True, the ‘majority view’ will prevail and elections may also be held. But the controversies attached to the suo motu proceedings and the resulting split judgement will take years to live down. Given the worsening sociopolitical conditions, the judges are likely to face more challenging issues, requiring both intellectual diversity and collegial resilience.

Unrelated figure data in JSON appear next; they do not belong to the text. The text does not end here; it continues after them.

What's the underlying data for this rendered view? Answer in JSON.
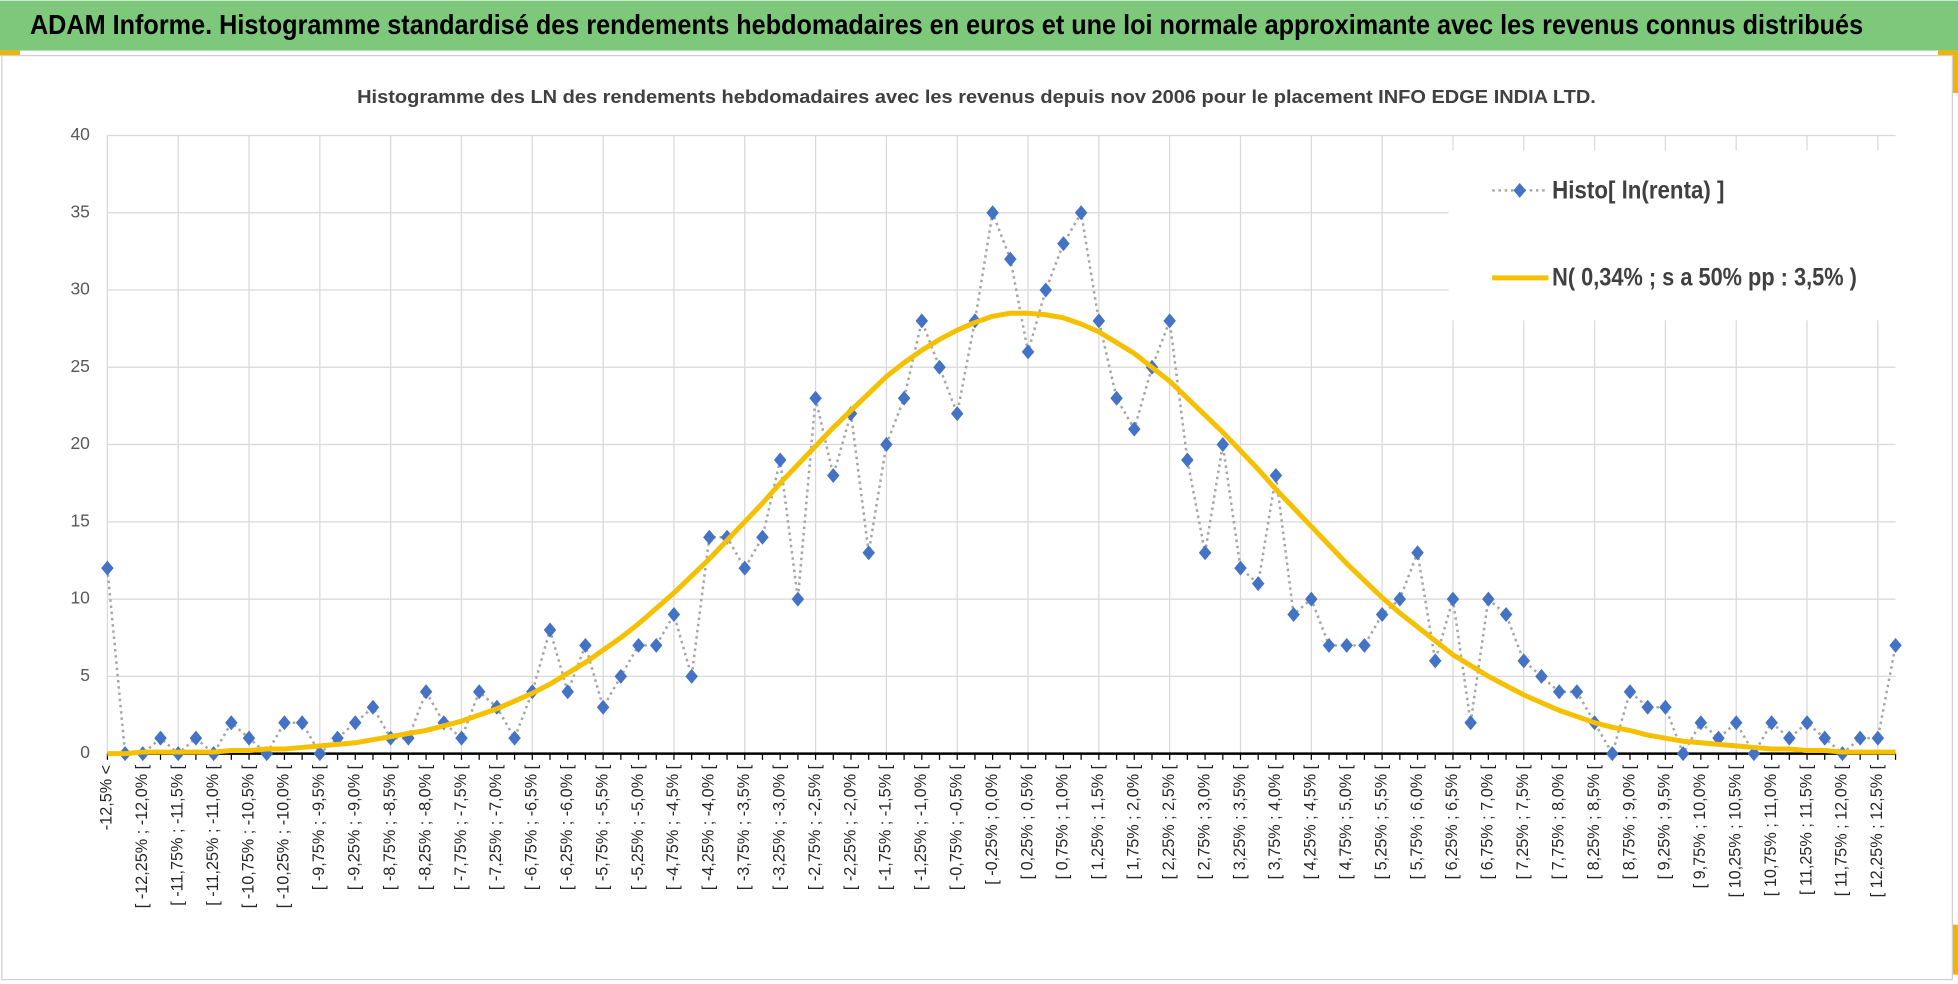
{
  "chart_data": {
    "type": "line",
    "title": "ADAM Informe. Histogramme standardisé des rendements hebdomadaires en euros et une loi normale approximante avec les revenus connus distribués",
    "subtitle": "Histogramme des LN des rendements hebdomadaires avec les revenus depuis nov 2006 pour le placement INFO EDGE INDIA LTD.",
    "categories": [
      "-12,5% <",
      null,
      "[ -12,25% ; -12,0% [",
      null,
      "[ -11,75% ; -11,5% [",
      null,
      "[ -11,25% ; -11,0% [",
      null,
      "[ -10,75% ; -10,5% [",
      null,
      "[ -10,25% ; -10,0% [",
      null,
      "[ -9,75% ; -9,5% [",
      null,
      "[ -9,25% ; -9,0% [",
      null,
      "[ -8,75% ; -8,5% [",
      null,
      "[ -8,25% ; -8,0% [",
      null,
      "[ -7,75% ; -7,5% [",
      null,
      "[ -7,25% ; -7,0% [",
      null,
      "[ -6,75% ; -6,5% [",
      null,
      "[ -6,25% ; -6,0% [",
      null,
      "[ -5,75% ; -5,5% [",
      null,
      "[ -5,25% ; -5,0% [",
      null,
      "[ -4,75% ; -4,5% [",
      null,
      "[ -4,25% ; -4,0% [",
      null,
      "[ -3,75% ; -3,5% [",
      null,
      "[ -3,25% ; -3,0% [",
      null,
      "[ -2,75% ; -2,5% [",
      null,
      "[ -2,25% ; -2,0% [",
      null,
      "[ -1,75% ; -1,5% [",
      null,
      "[ -1,25% ; -1,0% [",
      null,
      "[ -0,75% ; -0,5% [",
      null,
      "[ -0,25% ; 0,0% [",
      null,
      "[ 0,25% ; 0,5% [",
      null,
      "[ 0,75% ; 1,0% [",
      null,
      "[ 1,25% ; 1,5% [",
      null,
      "[ 1,75% ; 2,0% [",
      null,
      "[ 2,25% ; 2,5% [",
      null,
      "[ 2,75% ; 3,0% [",
      null,
      "[ 3,25% ; 3,5% [",
      null,
      "[ 3,75% ; 4,0% [",
      null,
      "[ 4,25% ; 4,5% [",
      null,
      "[ 4,75% ; 5,0% [",
      null,
      "[ 5,25% ; 5,5% [",
      null,
      "[ 5,75% ; 6,0% [",
      null,
      "[ 6,25% ; 6,5% [",
      null,
      "[ 6,75% ; 7,0% [",
      null,
      "[ 7,25% ; 7,5% [",
      null,
      "[ 7,75% ; 8,0% [",
      null,
      "[ 8,25% ; 8,5% [",
      null,
      "[ 8,75% ; 9,0% [",
      null,
      "[ 9,25% ; 9,5% [",
      null,
      "[ 9,75% ; 10,0% [",
      null,
      "[ 10,25% ; 10,5% [",
      null,
      "[ 10,75% ; 11,0% [",
      null,
      "[ 11,25% ; 11,5% [",
      null,
      "[ 11,75% ; 12,0% [",
      null,
      "[ 12,25% ; 12,5% [",
      null
    ],
    "series": [
      {
        "name": "Histo[ ln(renta) ]",
        "color": "#4472c4",
        "line_color": "#a6a6a6",
        "values": [
          12,
          0,
          0,
          1,
          0,
          1,
          0,
          2,
          1,
          0,
          2,
          2,
          0,
          1,
          2,
          3,
          1,
          1,
          4,
          2,
          1,
          4,
          3,
          1,
          4,
          8,
          4,
          7,
          3,
          5,
          7,
          7,
          9,
          5,
          14,
          14,
          12,
          14,
          19,
          10,
          23,
          18,
          22,
          13,
          20,
          23,
          28,
          25,
          22,
          28,
          35,
          32,
          26,
          30,
          33,
          35,
          28,
          23,
          21,
          25,
          28,
          19,
          13,
          20,
          12,
          11,
          18,
          9,
          10,
          7,
          7,
          7,
          9,
          10,
          13,
          6,
          10,
          2,
          10,
          9,
          6,
          5,
          4,
          4,
          2,
          0,
          4,
          3,
          3,
          0,
          2,
          1,
          2,
          0,
          2,
          1,
          2,
          1,
          0,
          1,
          1,
          7
        ]
      },
      {
        "name": "N( 0,34% ; s a 50% pp : 3,5% )",
        "color": "#f5c000",
        "values": [
          0,
          0,
          0.1,
          0.1,
          0.1,
          0.1,
          0.1,
          0.2,
          0.2,
          0.3,
          0.3,
          0.4,
          0.5,
          0.6,
          0.7,
          0.9,
          1.1,
          1.3,
          1.5,
          1.8,
          2.1,
          2.5,
          2.9,
          3.4,
          3.9,
          4.5,
          5.2,
          5.9,
          6.7,
          7.5,
          8.4,
          9.4,
          10.4,
          11.5,
          12.6,
          13.8,
          15,
          16.2,
          17.5,
          18.7,
          19.9,
          21.1,
          22.2,
          23.3,
          24.4,
          25.3,
          26.1,
          26.8,
          27.4,
          27.9,
          28.3,
          28.5,
          28.5,
          28.4,
          28.2,
          27.8,
          27.3,
          26.6,
          25.9,
          25,
          24.1,
          23,
          21.9,
          20.8,
          19.6,
          18.4,
          17.1,
          15.9,
          14.7,
          13.5,
          12.3,
          11.2,
          10.1,
          9.1,
          8.2,
          7.3,
          6.4,
          5.7,
          5,
          4.4,
          3.8,
          3.3,
          2.8,
          2.4,
          2,
          1.7,
          1.5,
          1.2,
          1,
          0.8,
          0.7,
          0.6,
          0.5,
          0.4,
          0.3,
          0.3,
          0.2,
          0.2,
          0.1,
          0.1,
          0.1,
          0.1
        ]
      }
    ],
    "ylim": [
      0,
      40
    ],
    "yticks": [
      0,
      5,
      10,
      15,
      20,
      25,
      30,
      35,
      40
    ],
    "grid": true,
    "legend": "upper right"
  }
}
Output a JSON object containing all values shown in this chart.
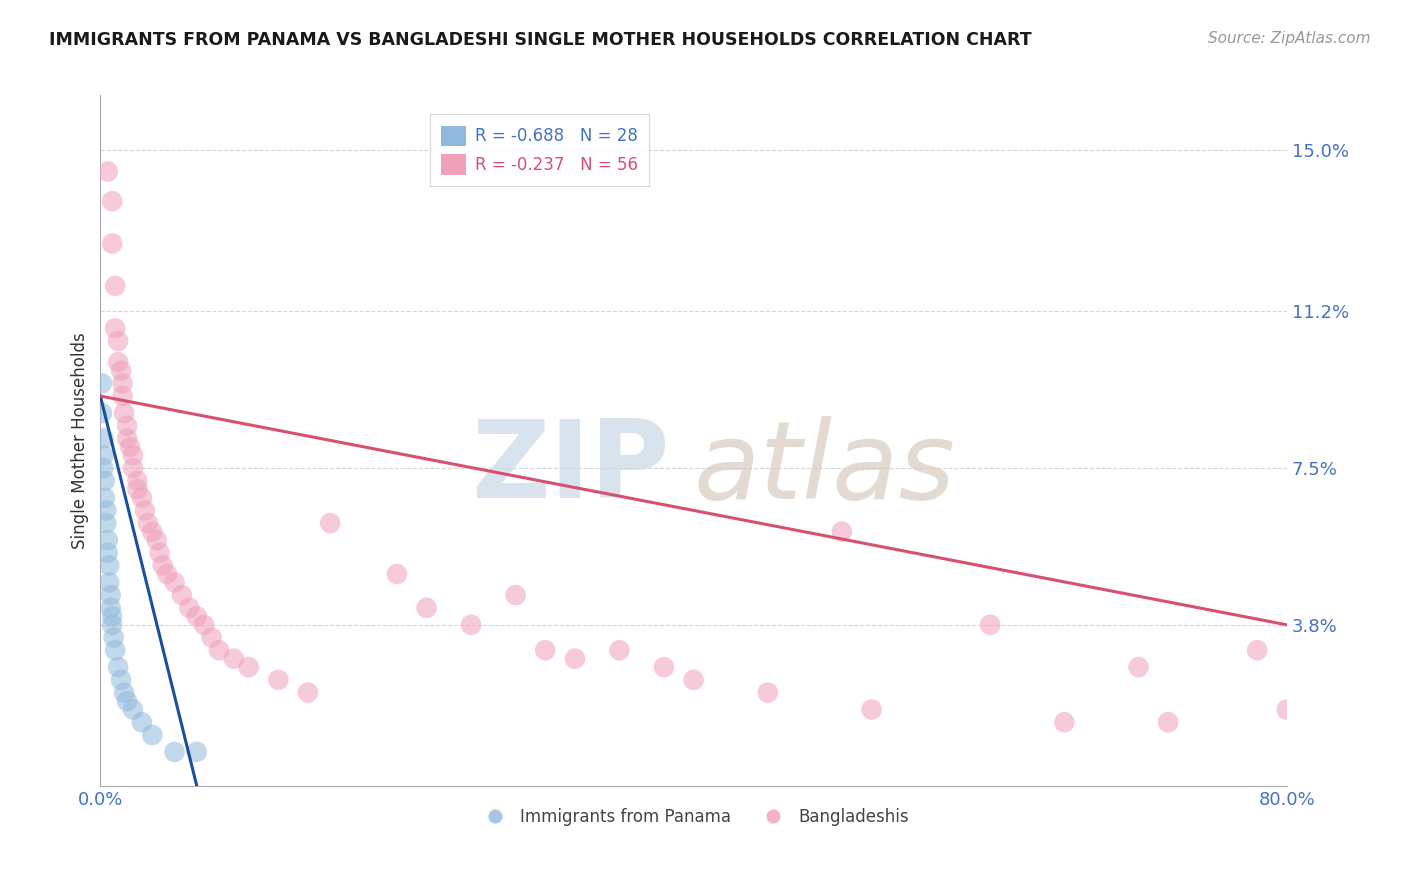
{
  "title": "IMMIGRANTS FROM PANAMA VS BANGLADESHI SINGLE MOTHER HOUSEHOLDS CORRELATION CHART",
  "source": "Source: ZipAtlas.com",
  "ylabel": "Single Mother Households",
  "ytick_labels": [
    "3.8%",
    "7.5%",
    "11.2%",
    "15.0%"
  ],
  "ytick_values": [
    0.038,
    0.075,
    0.112,
    0.15
  ],
  "xlim": [
    0.0,
    0.8
  ],
  "ylim": [
    0.0,
    0.163
  ],
  "legend_entries": [
    {
      "label": "R = -0.688   N = 28",
      "color": "#a8c8e8"
    },
    {
      "label": "R = -0.237   N = 56",
      "color": "#f4a0b8"
    }
  ],
  "legend_bottom": [
    "Immigrants from Panama",
    "Bangladeshis"
  ],
  "blue_color": "#90b8dc",
  "pink_color": "#f0a0b8",
  "blue_line_color": "#1a4f9c",
  "pink_line_color": "#d85070",
  "panama_points": [
    [
      0.001,
      0.095
    ],
    [
      0.001,
      0.088
    ],
    [
      0.002,
      0.082
    ],
    [
      0.002,
      0.078
    ],
    [
      0.002,
      0.075
    ],
    [
      0.003,
      0.072
    ],
    [
      0.003,
      0.068
    ],
    [
      0.004,
      0.065
    ],
    [
      0.004,
      0.062
    ],
    [
      0.005,
      0.058
    ],
    [
      0.005,
      0.055
    ],
    [
      0.006,
      0.052
    ],
    [
      0.006,
      0.048
    ],
    [
      0.007,
      0.045
    ],
    [
      0.007,
      0.042
    ],
    [
      0.008,
      0.04
    ],
    [
      0.008,
      0.038
    ],
    [
      0.009,
      0.035
    ],
    [
      0.01,
      0.032
    ],
    [
      0.012,
      0.028
    ],
    [
      0.014,
      0.025
    ],
    [
      0.016,
      0.022
    ],
    [
      0.018,
      0.02
    ],
    [
      0.022,
      0.018
    ],
    [
      0.028,
      0.015
    ],
    [
      0.035,
      0.012
    ],
    [
      0.05,
      0.008
    ],
    [
      0.065,
      0.008
    ]
  ],
  "bangladeshi_points": [
    [
      0.005,
      0.145
    ],
    [
      0.008,
      0.138
    ],
    [
      0.008,
      0.128
    ],
    [
      0.01,
      0.118
    ],
    [
      0.01,
      0.108
    ],
    [
      0.012,
      0.105
    ],
    [
      0.012,
      0.1
    ],
    [
      0.014,
      0.098
    ],
    [
      0.015,
      0.095
    ],
    [
      0.015,
      0.092
    ],
    [
      0.016,
      0.088
    ],
    [
      0.018,
      0.085
    ],
    [
      0.018,
      0.082
    ],
    [
      0.02,
      0.08
    ],
    [
      0.022,
      0.078
    ],
    [
      0.022,
      0.075
    ],
    [
      0.025,
      0.072
    ],
    [
      0.025,
      0.07
    ],
    [
      0.028,
      0.068
    ],
    [
      0.03,
      0.065
    ],
    [
      0.032,
      0.062
    ],
    [
      0.035,
      0.06
    ],
    [
      0.038,
      0.058
    ],
    [
      0.04,
      0.055
    ],
    [
      0.042,
      0.052
    ],
    [
      0.045,
      0.05
    ],
    [
      0.05,
      0.048
    ],
    [
      0.055,
      0.045
    ],
    [
      0.06,
      0.042
    ],
    [
      0.065,
      0.04
    ],
    [
      0.07,
      0.038
    ],
    [
      0.075,
      0.035
    ],
    [
      0.08,
      0.032
    ],
    [
      0.09,
      0.03
    ],
    [
      0.1,
      0.028
    ],
    [
      0.12,
      0.025
    ],
    [
      0.14,
      0.022
    ],
    [
      0.155,
      0.062
    ],
    [
      0.2,
      0.05
    ],
    [
      0.22,
      0.042
    ],
    [
      0.25,
      0.038
    ],
    [
      0.28,
      0.045
    ],
    [
      0.3,
      0.032
    ],
    [
      0.32,
      0.03
    ],
    [
      0.35,
      0.032
    ],
    [
      0.38,
      0.028
    ],
    [
      0.4,
      0.025
    ],
    [
      0.45,
      0.022
    ],
    [
      0.5,
      0.06
    ],
    [
      0.52,
      0.018
    ],
    [
      0.6,
      0.038
    ],
    [
      0.65,
      0.015
    ],
    [
      0.7,
      0.028
    ],
    [
      0.72,
      0.015
    ],
    [
      0.78,
      0.032
    ],
    [
      0.8,
      0.018
    ]
  ],
  "blue_line": [
    [
      0.0,
      0.092
    ],
    [
      0.065,
      0.0
    ]
  ],
  "pink_line": [
    [
      0.0,
      0.092
    ],
    [
      0.8,
      0.038
    ]
  ],
  "background_color": "#ffffff",
  "grid_color": "#cccccc"
}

Therefore, the Supreme Court must jealously guard its image and institutional harmony. Judicial dissent is part of the constitutional law. Article 145 of the Indian constitution protects the judges’ right to dissent. Likewise, the apex court’s rule and the inbuilt constitutional mechanism also ensure the freedom of expression of our judges. What is needed is a rule-based or structured regime to regulate the composition of the benches, among other issues.

Let’s not forget that American jurisprudence would not have flourished in the 20th century had it not been guided by the three ‘great dissenters’ — justices Louis Brandeis, Oliver Wendell Holmes, and Benjamin Nathan Cardozo. Likewise, the minority opinions of the pioneering dissenters — Justices Fazl Ali and A.R. Cornelius in the A.K. Gopal case and Maulvi Tamizuddin Khan, respectively, are not only recognised as the ‘true law’ but are referred to as the starting point of constitutional struggles in India and Pakistan.

So, let’s not smother dissent because, as the jurist Charles Evans Hughes famously said, “A dissent in a court of last resort is an appeal to the brooding spirit of law, to the intelligence of a future day.”

Will the recent stirring of the brooding spirit of the law result in a judicial renaissance? Only the time will tell. What is certain is that a conversation has begun in earnest to set the house in order — a house that hosts not just the deity of justice but also the countless hopes, rights and liberties of the citizens, if not the very existence of this republic.

The writer is a lawyer and an academic.